“When you are sorrowful, look again in your heart, and you shall see that in truth you are weeping for that which has been your delight.”
Khalil Gibran
A few days ago when I read this on Robert White’s Extraordinary Minute blog, I skeptically thought, “yah, right”.
Well yesterday I awoke to a new experience of my dad since his death. I awoke with the vision of my dad, albeit just a quick mental glimpse, as a younger, middle-aged man! Wow, it was a warm feeling that drifted through my body. I could feel the energy of his younger body and spirit as I peered into his face and his soul, almost disbelievingly.
You see up until now, I only dreamt of my dad as a dying man, and often had flashbacks about what he looked like in death. That experience was just too much out of the ordinary and somehow got sketched and implanted deep into my visionary and emotional memory. While intellectually I am certain that this must be a normal, human experience, I know it is up to me to move past it, while not denying it. I was blessed to be with my dad and our family as he crept towards death and died in our midst, surrounded by love and care.
Just last week I had received an email from a dear cousin who had lost her dad a few years ago. She said when she suddenly thought about her dad, she still cried for him. However, she now remembers him as a younger, more vibrant man, also without Alzheimer’s, the disease he and my dad shared in their later years.
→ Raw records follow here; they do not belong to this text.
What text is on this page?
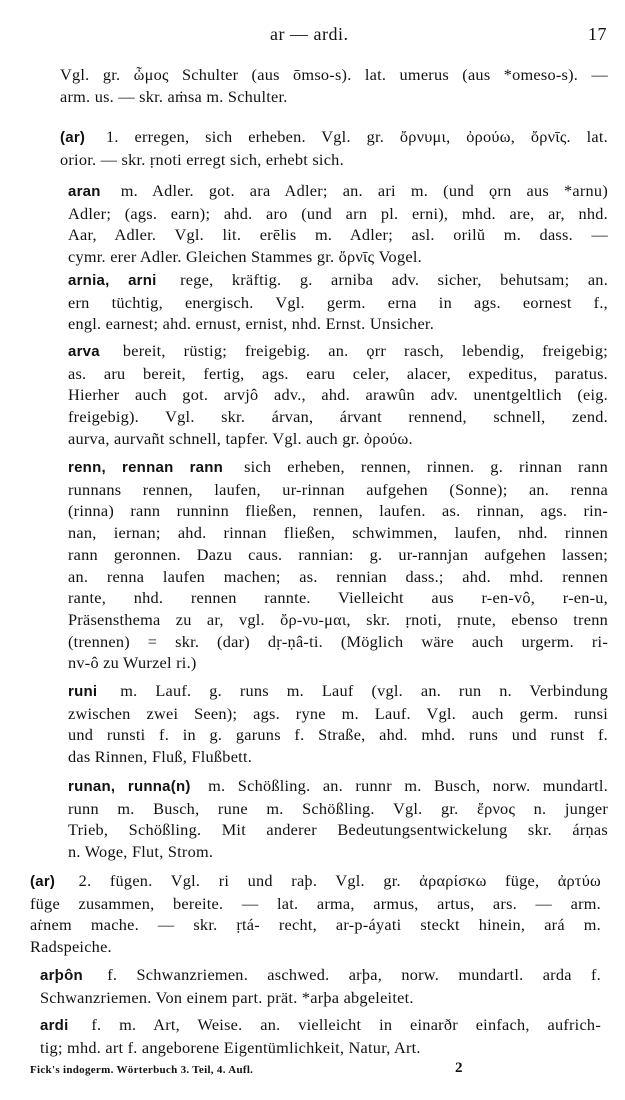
ar — ardi.	17
Vgl. gr. ὦμος Schulter (aus ōmso-s). lat. umerus (aus *omeso-s). —
arm. us. — skr. aṁsa m. Schulter.
(ar) 1. erregen, sich erheben. Vgl. gr. ὄρνυμι, ὀρούω, ὄρνῑς. lat.
orior. — skr. ṛnoti erregt sich, erhebt sich.
aran m. Adler. got. ara Adler; an. ari m. (und ǫrn aus *arnu)
Adler; (ags. earn); ahd. aro (und arn pl. erni), mhd. are, ar, nhd.
Aar, Adler. Vgl. lit. erēlis m. Adler; asl. orilŭ m. dass. —
cymr. erer Adler. Gleichen Stammes gr. ὄρνῑς Vogel.
arnia, arni rege, kräftig. g. arniba adv. sicher, behutsam; an.
ern tüchtig, energisch. Vgl. germ. erna in ags. eornest f.,
engl. earnest; ahd. ernust, ernist, nhd. Ernst. Unsicher.
arva bereit, rüstig; freigebig. an. ǫrr rasch, lebendig, freigebig;
as. aru bereit, fertig, ags. earu celer, alacer, expeditus, paratus.
Hierher auch got. arvjô adv., ahd. arawûn adv. unentgeltlich (eig.
freigebig). Vgl. skr. árvan, árvant rennend, schnell, zend.
aurva, aurvañt schnell, tapfer. Vgl. auch gr. ὀρούω.
renn, rennan rann sich erheben, rennen, rinnen. g. rinnan rann
runnans rennen, laufen, ur-rinnan aufgehen (Sonne); an. renna
(rinna) rann runninn fließen, rennen, laufen. as. rinnan, ags. rin-
nan, iernan; ahd. rinnan fließen, schwimmen, laufen, nhd. rinnen
rann geronnen. Dazu caus. rannian: g. ur-rannjan aufgehen lassen;
an. renna laufen machen; as. rennian dass.; ahd. mhd. rennen
rante, nhd. rennen rannte. Vielleicht aus r-en-vô, r-en-u,
Präsensthema zu ar, vgl. ὄρ-νυ-μαι, skr. ṛnoti, ṛnute, ebenso trenn
(trennen) = skr. (dar) dṛ-ṇâ-ti. (Möglich wäre auch urgerm. ri-
nv-ô zu Wurzel ri.)
runi m. Lauf. g. runs m. Lauf (vgl. an. run n. Verbindung
zwischen zwei Seen); ags. ryne m. Lauf. Vgl. auch germ. runsi
und runsti f. in g. garuns f. Straße, ahd. mhd. runs und runst f.
das Rinnen, Fluß, Flußbett.
runan, runna(n) m. Schößling. an. runnr m. Busch, norw. mundartl.
runn m. Busch, rune m. Schößling. Vgl. gr. ἔρνος n. junger
Trieb, Schößling. Mit anderer Bedeutungsentwickelung skr. árṇas
n. Woge, Flut, Strom.
(ar) 2. fügen. Vgl. ri und raþ. Vgl. gr. ἀραρίσκω füge, ἀρτύω
füge zusammen, bereite. — lat. arma, armus, artus, ars. — arm.
aṙnem mache. — skr. ṛtá- recht, ar-p-áyati steckt hinein, ará m.
Radspeiche.
arþôn f. Schwanzriemen. aschwed. arþa, norw. mundartl. arda f.
Schwanzriemen. Von einem part. prät. *arþa abgeleitet.
ardi f. m. Art, Weise. an. vielleicht in einarðr einfach, aufrich-
tig; mhd. art f. angeborene Eigentümlichkeit, Natur, Art.
Fick's indogerm. Wörterbuch 3. Teil, 4. Aufl.	2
I wanted to share this since dad had been dead for 4 months and 10 days before I had this gift of life, of who he was most of his life! As this was my first emotional glimpse, my feelings aren’t that well developed. I just saw a happy man which my Father was! This is a good start and I am grateful that my grieving process is progressing and I got to feel and see dad as the more vibrant, happy and intelligent man that he was for most of his life! After all isn’t it better to remember someone you love—more as you saw and felt them—before they became so weak, old and memory poor?